As soon as we’re inside her condo’s living room, Ash lets rip. “Why are you here, Drew?”
“I’m sorry, okay? I kind of just flipped when Millen said you were getting serious with this guy. I thought he’d be like all the rest and—”
Her eyes widen, her chest heaving as she launches toward me, her finger poking my chest indignantly. “This,” she says, rapidly moving her hand between us, “this is what is wrong with us.” She spins away and starts pacing in front of the fire. “Case was right. How can I be with anyone else when all it takes is for you to snap your fingers and I’m back there all over again?”
My head jerks back. “What do you mean? I’ve never been the type of guy who snaps my fingers at anyone, especially you, Ash.
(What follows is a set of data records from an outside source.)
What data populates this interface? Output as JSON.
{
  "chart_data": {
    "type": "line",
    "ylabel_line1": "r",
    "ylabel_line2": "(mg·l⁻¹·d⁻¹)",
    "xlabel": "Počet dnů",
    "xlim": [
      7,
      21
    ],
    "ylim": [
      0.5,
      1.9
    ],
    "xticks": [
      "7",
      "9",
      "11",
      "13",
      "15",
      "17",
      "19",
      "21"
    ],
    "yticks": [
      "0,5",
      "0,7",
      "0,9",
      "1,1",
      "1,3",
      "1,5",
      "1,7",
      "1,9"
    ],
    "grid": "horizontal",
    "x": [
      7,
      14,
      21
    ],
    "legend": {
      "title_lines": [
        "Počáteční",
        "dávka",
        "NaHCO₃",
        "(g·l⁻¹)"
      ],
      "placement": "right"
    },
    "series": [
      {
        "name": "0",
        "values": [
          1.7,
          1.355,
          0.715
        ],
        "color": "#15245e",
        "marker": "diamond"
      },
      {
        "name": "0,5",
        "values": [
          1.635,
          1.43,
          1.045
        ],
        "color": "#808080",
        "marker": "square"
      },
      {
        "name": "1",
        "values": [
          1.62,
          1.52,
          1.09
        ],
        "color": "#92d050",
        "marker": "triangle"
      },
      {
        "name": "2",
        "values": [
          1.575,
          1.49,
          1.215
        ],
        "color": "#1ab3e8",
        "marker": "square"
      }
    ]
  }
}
What we’ve got is…”
“Complicated? Fucked up? Toxic? Amazing? One of a kind? Something that could cost me more than just my heart? Maybe my sanity, and any hope of a future with someone who actually wants to be with me.”
Every word is like a shot straight through me. Every syllable another stab of the knife as she twists it deeper and harder into me, gutting me whole.
“Ash…” The word leaves my lips like an epitaph. My heart is racing, my chest tight, my throat impossibly so. But nothing prepares me for what she lays on me next.
“I try to get on with my life and just when I see the smallest glimmer of hope that there might be some way I can move on from you, you appear again and snatch it away, reeling me back in. And you don’t even have to try. You just turn up on my door, and all those feelings that I’ve been trying to lock away come right back to the surface and smash straight through anything I might be building with someone else.” She takes a sharp breath in and releases it slowly on a sigh. “Case is a good guy. He’s good to me. He’s not shy in showing the way he feels about me, or hiding the direction he wants us heading in.”